「和漢三才圖會」植物部 卷第八十四 灌木類 鼠李
[やぶちゃん注:図は良安の評言の最後にあるように、「和」のキャプションがある右手のそれが、本邦の「紫式部」のそれで、左下方のそれが、「漢」のキャプションがある、中国の「鼠李」の図である。どこから引き出した絵かは書かれていないが、明らかに「三才圖會」の「鼠李」からの模写と思われる。注の最後を参照されたい。]
むらさきしきぶ 山李子 楮李
烏巢子 牛李
鼠李 烏槎子 皂李
鼠梓 椑【音卑】
チユイ リイ 【苦楸亦名䑕梓
與此不同】
本綱䑕李生道路𨕙木高七八尺葉如李伹狹而不澤其
[やぶちゃん注:「𨕙」は「邊」の異体字。]
子於枝上四𨕙生生時青熟則紫黒色至秋葉落子尙在
枝又云其實附枝如穗人采其嫩者取汁刷染綠色
䑕李子【苦涼微毒】 治痘瘡黑䧟及出不快或觸穢氣黑䧟古
昔無知之者惟【錢乙小兒直訣】必勝膏用之䑕李子黑熟者入
砂盆擂爛生絹捩汁用石噐熬成膏收貯令透風毎服
一皂子大煎桃膠湯化下如人行二十里再進一服其
瘡自然紅活入麝香少許尤妙【如ム生者以乾者爲末水熬成膏也】
皮【苦微寒】 治大人口中疳瘡發背萬不失一䑕李根薔薇
根各細切濃煎【忌鐵】盛銅噐重湯煎待稠瓷噐收貯毎少
含嚥必瘥【忌醬醋油膩及肉】如發背以帛塗貼之神効
△按鼠李【俗云紫志木布】高五六尺葉似枔葉而畧團薄枝柔垂
四月開小花毎葉間有花淺紫色結實紫色秋落葉後
其子如穗遠視之則似萩花此與本草䑕李註相當也
伹所圖之形狀略異故別出圖
*
むらさきしきぶ 山李子《さんりし》 楮李《ちより》
烏巢子《うさうし》 牛李《ぎうり》
鼠李 烏槎子《うさし》 皂李《さうし》
鼠梓《そしん》 椑【音「卑《そ》」。】
チユイ リイ 【「苦楸《くしう》」も亦、「䑕梓《そしん》」
と名づく《も》、此れと同じからず。】
「本綱」に曰はく、『䑕李《そり》、道路の𨕙《ほとり》に生ず。木の高さ、七、八尺。葉、李《すもも》のごとし。伹《ただし》、狹《せばく》して、澤《うるほ》はず。其の子《み》、枝の上、四𨕙《しへん》に生ず。生《わかやか》なる時、青く、熟する時は[やぶちゃん注:「時」は送り仮名にある。]、則ち、紫黒色。秋に至りて、葉、落ち、子、尙を[やぶちゃん注:ママ]、枝に在り。又、云ふ、「其の實、枝に附きて、穗のごとし。人、其の嫩《わかき》者を采り、汁を取《とりて、》刷《すり》≪て≫、綠色を染む。」≪と≫。』≪と≫。
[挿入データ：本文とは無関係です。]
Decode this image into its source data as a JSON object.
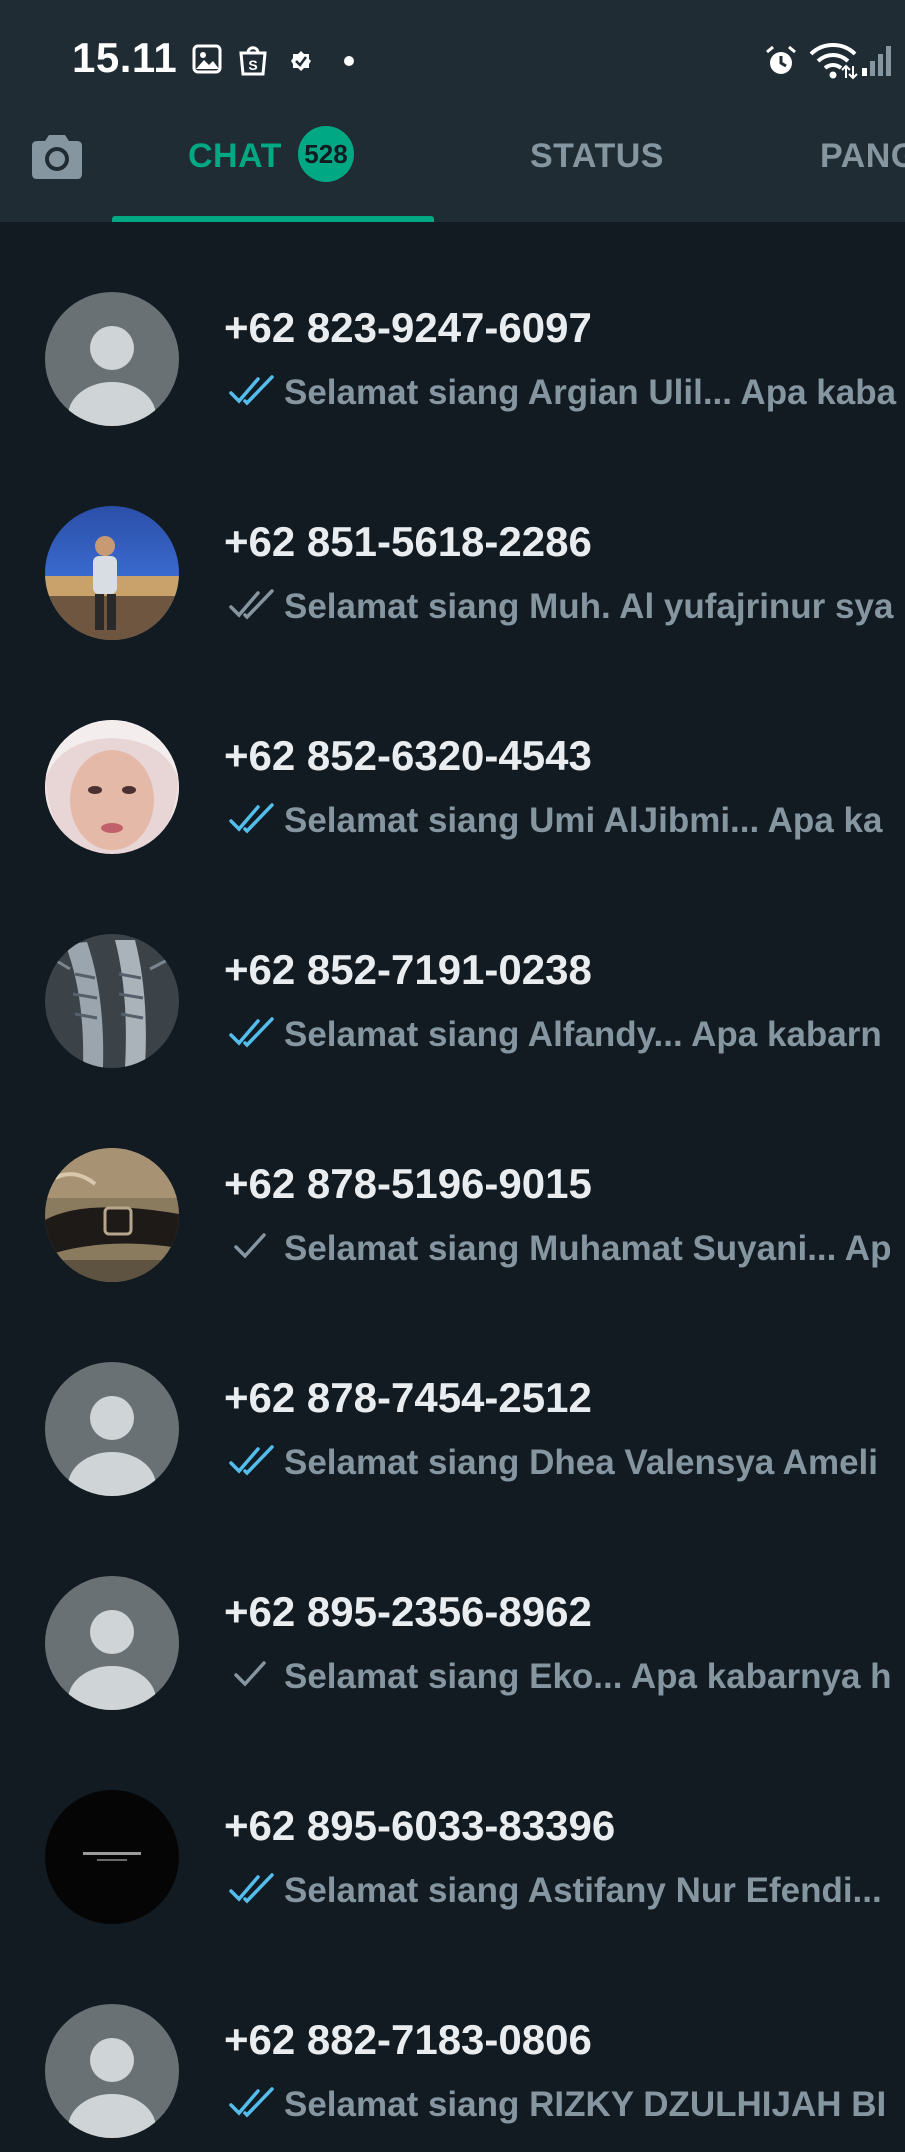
{
  "status_bar": {
    "time": "15.11",
    "left_icons": [
      "gallery-icon",
      "shopee-icon",
      "verified-icon",
      "dot-icon"
    ],
    "right_icons": [
      "alarm-icon",
      "wifi-icon",
      "signal-icon"
    ]
  },
  "tabs": {
    "camera_icon": "camera-icon",
    "chat_label": "CHAT",
    "chat_badge": "528",
    "status_label": "STATUS",
    "calls_label": "PANG",
    "active": "chat"
  },
  "colors": {
    "accent": "#00a884",
    "read_tick": "#53bdeb",
    "unread_tick": "#8696a0",
    "background": "#121b22",
    "header": "#202c33"
  },
  "chats": [
    {
      "name": "+62 823-9247-6097",
      "tick": "double-read",
      "preview": "Selamat siang  Argian Ulil... Apa kaba",
      "avatar": "default"
    },
    {
      "name": "+62 851-5618-2286",
      "tick": "double-delivered",
      "preview": "Selamat siang  Muh. Al yufajrinur sya",
      "avatar": "photo-man"
    },
    {
      "name": "+62 852-6320-4543",
      "tick": "double-read",
      "preview": "Selamat siang  Umi AlJibmi... Apa ka",
      "avatar": "photo-woman"
    },
    {
      "name": "+62 852-7191-0238",
      "tick": "double-read",
      "preview": "Selamat siang  Alfandy... Apa kabarn",
      "avatar": "photo-lobster"
    },
    {
      "name": "+62 878-5196-9015",
      "tick": "single",
      "preview": "Selamat siang  Muhamat Suyani... Ap",
      "avatar": "photo-belt"
    },
    {
      "name": "+62 878-7454-2512",
      "tick": "double-read",
      "preview": "Selamat siang  Dhea Valensya Ameli",
      "avatar": "default"
    },
    {
      "name": "+62 895-2356-8962",
      "tick": "single",
      "preview": "Selamat siang  Eko... Apa kabarnya h",
      "avatar": "default"
    },
    {
      "name": "+62 895-6033-83396",
      "tick": "double-read",
      "preview": "Selamat siang  Astifany Nur Efendi...",
      "avatar": "photo-black"
    },
    {
      "name": "+62 882-7183-0806",
      "tick": "double-read",
      "preview": "Selamat siang  RIZKY DZULHIJAH BI",
      "avatar": "default"
    }
  ]
}
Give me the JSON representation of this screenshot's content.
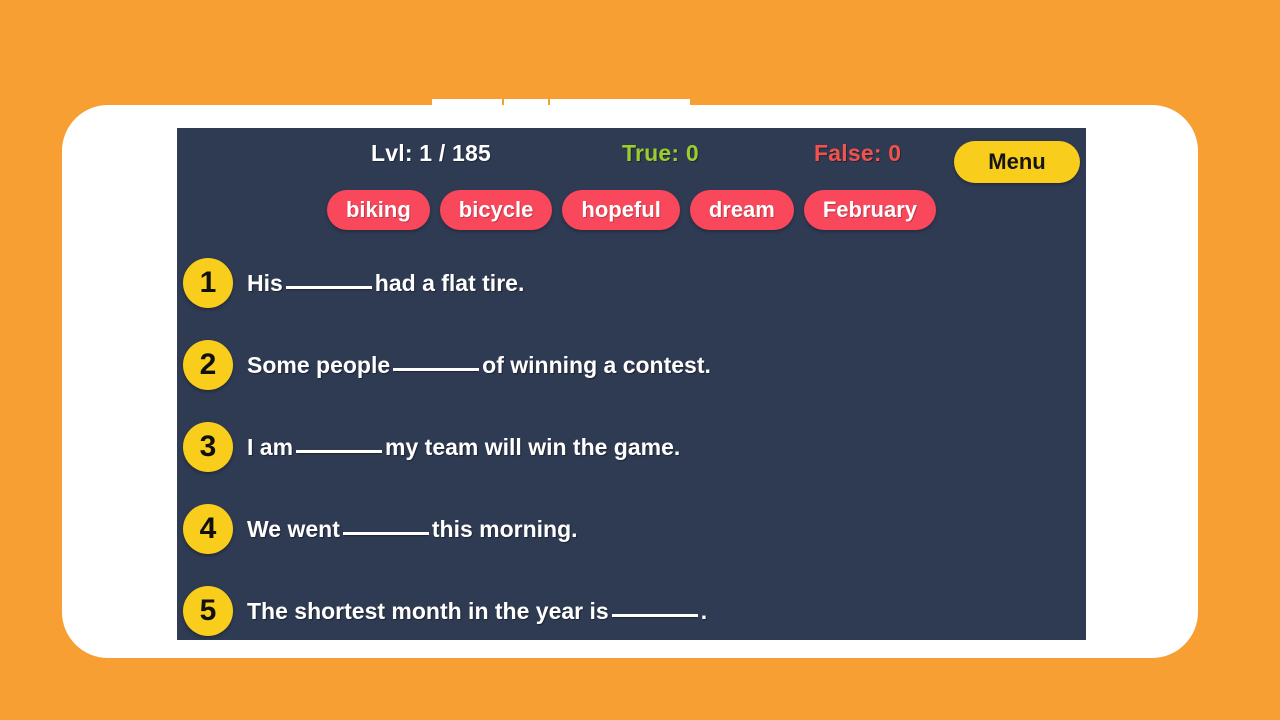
{
  "theme": {
    "page_background": "#f89f33",
    "device_frame": "#ffffff",
    "screen_background": "#2f3b53",
    "chip_color": "#f9485b",
    "badge_yellow": "#f8cd1c",
    "true_color": "#9ccc2e",
    "false_color": "#f2514c"
  },
  "statusbar": {
    "level_label": "Lvl: 1 / 185",
    "true_label": "True: 0",
    "false_label": "False: 0",
    "menu_label": "Menu"
  },
  "word_bank": [
    {
      "label": "biking"
    },
    {
      "label": "bicycle"
    },
    {
      "label": "hopeful"
    },
    {
      "label": "dream"
    },
    {
      "label": "February"
    }
  ],
  "questions": [
    {
      "number": "1",
      "before": "His",
      "after": "had a flat tire."
    },
    {
      "number": "2",
      "before": "Some people",
      "after": "of winning a contest."
    },
    {
      "number": "3",
      "before": "I am",
      "after": "my team will win the game."
    },
    {
      "number": "4",
      "before": "We went",
      "after": "this morning."
    },
    {
      "number": "5",
      "before": "The shortest month in the year is",
      "after": "."
    }
  ]
}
『䑕李子《そりし》【苦、涼。微毒。】』『痘瘡≪の≫黑《くろく》䧟(くぼみ)≪たるもの≫、及び、出《いで》て快《こころよ》からざる≪もの≫、或いは、穢《けがれたる》氣に觸れて、黑《くろく》䧟《くぼめる》を治す。古-昔《いにしへ》、之れ、知る者、無し。惟《ただ》【錢乙《せんいつ》の「小兒直訣《しやうにちよくけつ》」。】、「必勝膏」≪のみ≫、之れを用ふ。䑕李子の黑く熟する者、砂盆(すりばち)に入れ、擂(す)り、爛《ただら》かし、生絹《すずし/きいと》にて、汁を捩《ねじりしぼり》、石噐を用ひて、熬《いり》て、膏と成し、收貯《をさめたくは》へ、風《かぜ》を透(とを[やぶちゃん注:ママ。])さしめ、毎《つねに》、一《ひとつの》皂子《くろきみ》の大《おほい》さ≪の量を≫、「桃膠湯《たうかうたう》」を煎じて、服す。化下《くわげ》≪すること≫[やぶちゃん注:いろいろ調べたが、意味不明。無理矢理、「一回目の服用が、体内で変化を加え、それが鎮まったステージに至るところの、」の意味で採ってみた。]、人≪の≫行《ゆくこと》、二十里[やぶちゃん注:明代の一里は五百五十九・八メートルであるから、十一・一九六メートルであるから、二時間二十分程。]如(ばか)り≪の時(とき)の後(のち)≫、再たび、一服を進《すすむ》。≪然(さ)れば、≫、其の瘡《かさ》、自然に、紅《あかく》活《いきいき》≪となれり≫。麝香、少許《すこしばかり》を入れて、尤《もつとも》妙≪なり≫【如(も)し、生《なま》の者、無《なく》んば、乾したる者を以つて、末《まつ》と爲《な》し、水にて熬《い》り、「膏」に成すなり。】。』≪と≫。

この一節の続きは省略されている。